Anyway, once I saw this notification on my phone! Honey! A bitch was screaming up in this house! I’m surprised that my neighbors didn’t do a welfare check on me. I did a speed walk all around my house, literally just screaming “Oh my God! Ohhhh. My. God!” And I know you are probably thinking that this girl is straight up sounding like a 13 year old at her first *NSYNC concert during their “Boys of the Summer” tour. I promise I’m doing my best not to sound as though Justin Timberlake just looked right into my pubescent soul and I just about died. But I cannot help it, y’all! I still get so geeked when I think about it. When you are a mom and you live a regular ass suburban/Army wife life, these are the things that make you just jump out your motherfucking seat! But once I sat down and did my deep breaths, I started to cry again. I was so moved… so humbled… that someone who probably has a million other more important things to do with his day and a family of his own to take care of would take the time to acknowledge me. To acknowledge my father. It was surreal. I felt like the kid in Jingle All the Way when his dad, played by Arnold Schwarzenegger, is dressed as his son’s hero Turbo Man during the Christmas Eve Parade and chooses his son to come to the float to win his very own Turbo Man doll er action figure. Mind you the kid didn’t know it was his dad and so he was all like “who me?” And papa Schwarz is all like “yes you… Jamie!” In that moment, I was that little Turbo Man obsessed kid that was a few years from becoming the dark lord himself (not Voldemort… sorry ass Anakin Skywalker). I was all like “who me? Surely you cannot be talking to me? Surely, mine eyes must be deceiving me and this cannot be real!” The fact that he read my writing, however short it was, and that he thought it to be worth commenting on was just more than I could take. And honestly I don’t feel like I was worthy. Things like this happen to other people. They don’t happen to me. His kind and thoughtful words made my day and nothing was about to bring me down. Not. one. thing.
Now let me be very clear. Like painfully clear. I’m never the one to really put myself out there. I never crave attention because quite frankly, it gives me anxiety. But this still was an amazing feeling and it was so reinforcing in ways I never thought possible. When I think about it, like really think about it, just the one action from him was as though someone took a blow torch and lit up all the inspiration I needed to #GetBackToIt.
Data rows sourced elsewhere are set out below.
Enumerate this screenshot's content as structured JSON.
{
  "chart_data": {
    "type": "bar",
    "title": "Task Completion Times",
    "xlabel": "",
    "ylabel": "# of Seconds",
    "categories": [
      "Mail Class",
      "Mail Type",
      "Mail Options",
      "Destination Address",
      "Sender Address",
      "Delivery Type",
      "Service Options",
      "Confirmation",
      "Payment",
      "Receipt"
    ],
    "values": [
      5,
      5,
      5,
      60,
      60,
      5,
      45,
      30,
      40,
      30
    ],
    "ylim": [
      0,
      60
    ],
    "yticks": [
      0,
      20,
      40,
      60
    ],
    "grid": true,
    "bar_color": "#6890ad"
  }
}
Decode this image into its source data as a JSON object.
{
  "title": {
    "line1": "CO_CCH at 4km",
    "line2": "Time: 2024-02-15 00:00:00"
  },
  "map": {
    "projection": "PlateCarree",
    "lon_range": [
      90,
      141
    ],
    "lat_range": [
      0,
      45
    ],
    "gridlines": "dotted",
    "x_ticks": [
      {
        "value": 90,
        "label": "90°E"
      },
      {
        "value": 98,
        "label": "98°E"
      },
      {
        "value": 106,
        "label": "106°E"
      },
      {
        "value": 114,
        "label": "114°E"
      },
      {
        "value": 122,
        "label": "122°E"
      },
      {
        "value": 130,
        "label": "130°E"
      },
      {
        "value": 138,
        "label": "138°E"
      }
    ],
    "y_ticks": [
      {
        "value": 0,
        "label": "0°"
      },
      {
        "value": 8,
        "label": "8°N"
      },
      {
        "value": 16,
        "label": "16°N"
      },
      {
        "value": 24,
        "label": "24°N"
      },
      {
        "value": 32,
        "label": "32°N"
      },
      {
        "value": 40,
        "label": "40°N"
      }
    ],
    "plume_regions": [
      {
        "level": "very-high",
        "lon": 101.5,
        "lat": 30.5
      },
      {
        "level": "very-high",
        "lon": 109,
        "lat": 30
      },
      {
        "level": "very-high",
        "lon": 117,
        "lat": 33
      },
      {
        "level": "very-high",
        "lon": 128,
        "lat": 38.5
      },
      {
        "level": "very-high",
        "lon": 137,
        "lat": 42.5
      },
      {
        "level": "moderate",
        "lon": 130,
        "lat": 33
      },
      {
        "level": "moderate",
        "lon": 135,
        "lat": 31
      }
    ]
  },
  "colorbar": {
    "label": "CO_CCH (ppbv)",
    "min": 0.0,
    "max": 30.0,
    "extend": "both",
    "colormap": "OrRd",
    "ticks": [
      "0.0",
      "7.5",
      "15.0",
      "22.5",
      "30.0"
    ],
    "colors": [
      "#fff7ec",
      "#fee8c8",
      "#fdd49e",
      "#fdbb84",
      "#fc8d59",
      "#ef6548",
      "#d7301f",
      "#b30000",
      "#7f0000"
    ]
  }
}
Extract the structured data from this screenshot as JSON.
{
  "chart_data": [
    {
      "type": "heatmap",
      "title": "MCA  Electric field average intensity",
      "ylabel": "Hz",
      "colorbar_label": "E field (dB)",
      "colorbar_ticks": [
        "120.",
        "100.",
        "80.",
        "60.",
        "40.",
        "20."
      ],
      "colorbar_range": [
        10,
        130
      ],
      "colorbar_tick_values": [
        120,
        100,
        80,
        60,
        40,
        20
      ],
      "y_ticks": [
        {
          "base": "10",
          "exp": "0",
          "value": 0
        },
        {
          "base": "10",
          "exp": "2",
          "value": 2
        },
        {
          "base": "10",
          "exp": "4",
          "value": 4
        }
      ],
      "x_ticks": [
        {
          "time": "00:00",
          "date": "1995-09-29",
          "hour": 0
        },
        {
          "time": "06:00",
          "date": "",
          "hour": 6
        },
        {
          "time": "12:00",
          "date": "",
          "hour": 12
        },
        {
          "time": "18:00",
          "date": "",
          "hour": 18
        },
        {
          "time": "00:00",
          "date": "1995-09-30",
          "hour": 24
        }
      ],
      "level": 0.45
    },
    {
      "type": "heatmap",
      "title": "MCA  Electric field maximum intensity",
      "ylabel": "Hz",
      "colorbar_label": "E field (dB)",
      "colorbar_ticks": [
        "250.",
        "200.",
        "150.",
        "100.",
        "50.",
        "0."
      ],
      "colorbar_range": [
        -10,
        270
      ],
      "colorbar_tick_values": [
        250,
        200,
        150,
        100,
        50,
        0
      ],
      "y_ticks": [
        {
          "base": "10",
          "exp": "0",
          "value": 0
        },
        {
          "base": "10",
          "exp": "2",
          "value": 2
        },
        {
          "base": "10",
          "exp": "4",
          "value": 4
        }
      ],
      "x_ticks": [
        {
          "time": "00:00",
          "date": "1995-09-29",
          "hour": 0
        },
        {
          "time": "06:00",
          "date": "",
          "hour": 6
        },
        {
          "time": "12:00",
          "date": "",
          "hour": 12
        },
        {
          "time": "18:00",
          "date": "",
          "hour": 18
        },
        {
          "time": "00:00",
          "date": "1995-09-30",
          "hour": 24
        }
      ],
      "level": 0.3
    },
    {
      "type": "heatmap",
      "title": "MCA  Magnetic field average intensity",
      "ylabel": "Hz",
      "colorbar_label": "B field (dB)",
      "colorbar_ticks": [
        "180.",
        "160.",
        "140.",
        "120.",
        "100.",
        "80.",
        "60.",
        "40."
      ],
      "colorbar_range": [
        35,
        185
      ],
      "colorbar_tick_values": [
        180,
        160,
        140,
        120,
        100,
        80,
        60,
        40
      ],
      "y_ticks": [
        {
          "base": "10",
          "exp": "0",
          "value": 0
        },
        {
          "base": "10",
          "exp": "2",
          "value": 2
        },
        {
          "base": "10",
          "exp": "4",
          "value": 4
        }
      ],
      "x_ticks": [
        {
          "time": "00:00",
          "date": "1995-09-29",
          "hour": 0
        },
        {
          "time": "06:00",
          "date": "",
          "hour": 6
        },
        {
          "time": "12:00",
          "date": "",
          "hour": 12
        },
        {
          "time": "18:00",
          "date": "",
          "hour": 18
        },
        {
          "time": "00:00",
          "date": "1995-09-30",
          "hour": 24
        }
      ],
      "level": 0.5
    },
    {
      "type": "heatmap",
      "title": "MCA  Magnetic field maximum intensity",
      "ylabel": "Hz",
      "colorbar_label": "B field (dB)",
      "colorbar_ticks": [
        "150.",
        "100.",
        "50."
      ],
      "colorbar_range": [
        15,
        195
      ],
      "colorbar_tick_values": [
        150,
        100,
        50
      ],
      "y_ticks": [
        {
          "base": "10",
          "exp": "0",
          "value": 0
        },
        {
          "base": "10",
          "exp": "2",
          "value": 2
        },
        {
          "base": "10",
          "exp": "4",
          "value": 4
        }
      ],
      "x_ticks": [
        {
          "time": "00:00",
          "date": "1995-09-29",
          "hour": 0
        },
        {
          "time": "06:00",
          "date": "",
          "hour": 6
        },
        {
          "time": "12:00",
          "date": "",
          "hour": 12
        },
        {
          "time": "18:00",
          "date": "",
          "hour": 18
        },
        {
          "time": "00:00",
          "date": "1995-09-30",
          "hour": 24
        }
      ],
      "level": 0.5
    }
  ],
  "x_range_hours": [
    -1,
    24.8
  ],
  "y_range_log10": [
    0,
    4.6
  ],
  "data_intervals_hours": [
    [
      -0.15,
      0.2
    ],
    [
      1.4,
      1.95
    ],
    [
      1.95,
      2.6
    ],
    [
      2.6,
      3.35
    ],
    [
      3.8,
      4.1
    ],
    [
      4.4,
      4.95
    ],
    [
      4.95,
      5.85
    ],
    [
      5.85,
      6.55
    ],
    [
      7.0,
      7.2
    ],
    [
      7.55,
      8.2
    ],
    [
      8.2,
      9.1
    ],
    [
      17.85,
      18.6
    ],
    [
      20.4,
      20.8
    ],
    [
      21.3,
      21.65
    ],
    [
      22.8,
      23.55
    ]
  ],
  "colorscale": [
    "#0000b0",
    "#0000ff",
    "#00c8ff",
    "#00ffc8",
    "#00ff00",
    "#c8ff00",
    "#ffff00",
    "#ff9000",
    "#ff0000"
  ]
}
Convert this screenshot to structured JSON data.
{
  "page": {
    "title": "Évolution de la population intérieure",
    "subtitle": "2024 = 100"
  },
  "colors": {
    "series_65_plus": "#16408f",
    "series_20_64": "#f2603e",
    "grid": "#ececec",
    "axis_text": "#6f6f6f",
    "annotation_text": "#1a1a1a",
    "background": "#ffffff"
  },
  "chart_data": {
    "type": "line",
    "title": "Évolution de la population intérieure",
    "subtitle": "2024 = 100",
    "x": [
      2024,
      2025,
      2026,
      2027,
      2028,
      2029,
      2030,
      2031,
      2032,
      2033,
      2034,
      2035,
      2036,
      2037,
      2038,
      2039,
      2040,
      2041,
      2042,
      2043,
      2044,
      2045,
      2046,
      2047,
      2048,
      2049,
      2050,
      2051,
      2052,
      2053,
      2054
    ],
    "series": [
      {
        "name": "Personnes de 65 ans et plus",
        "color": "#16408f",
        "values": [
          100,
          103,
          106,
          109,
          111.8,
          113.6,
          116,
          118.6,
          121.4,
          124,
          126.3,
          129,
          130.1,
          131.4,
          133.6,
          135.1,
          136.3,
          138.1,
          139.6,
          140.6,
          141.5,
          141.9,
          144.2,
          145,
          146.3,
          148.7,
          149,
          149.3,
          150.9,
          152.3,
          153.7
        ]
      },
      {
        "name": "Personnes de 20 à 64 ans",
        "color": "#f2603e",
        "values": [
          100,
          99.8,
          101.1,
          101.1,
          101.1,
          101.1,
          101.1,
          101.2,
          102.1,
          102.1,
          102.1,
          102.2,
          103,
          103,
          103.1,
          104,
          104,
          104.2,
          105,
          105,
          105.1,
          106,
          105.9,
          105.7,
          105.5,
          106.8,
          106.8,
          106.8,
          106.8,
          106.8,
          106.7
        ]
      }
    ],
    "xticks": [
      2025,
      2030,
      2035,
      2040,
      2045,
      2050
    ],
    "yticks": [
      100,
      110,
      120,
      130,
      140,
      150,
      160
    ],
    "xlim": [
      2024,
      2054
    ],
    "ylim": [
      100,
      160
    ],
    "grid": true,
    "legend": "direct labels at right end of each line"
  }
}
And so, to the writers, producers, cast and crew of this amazing show, thank you! Thank you for helping me find my way to a second wind after a long time in the dark. Thank you for the laughs and the tears, for getting me to the point where I can talk about my father. He is not dead. He stays with me. And although I hope he is resting easy and is watching over me, part of me hopes that maybe, just maybe, he’s a ghost that I could possibly see again one day. After all, I have recently moved back to the state in which he passed, so anything is possible.
However, I’m not willing to fall down the stairs and bust my head on the floor to see if that happens.
Ghosts airs Thursdays at 9:00pm EST on CBS. Check it out… ghoul be happy you did! Sorry I couldn’t help myself!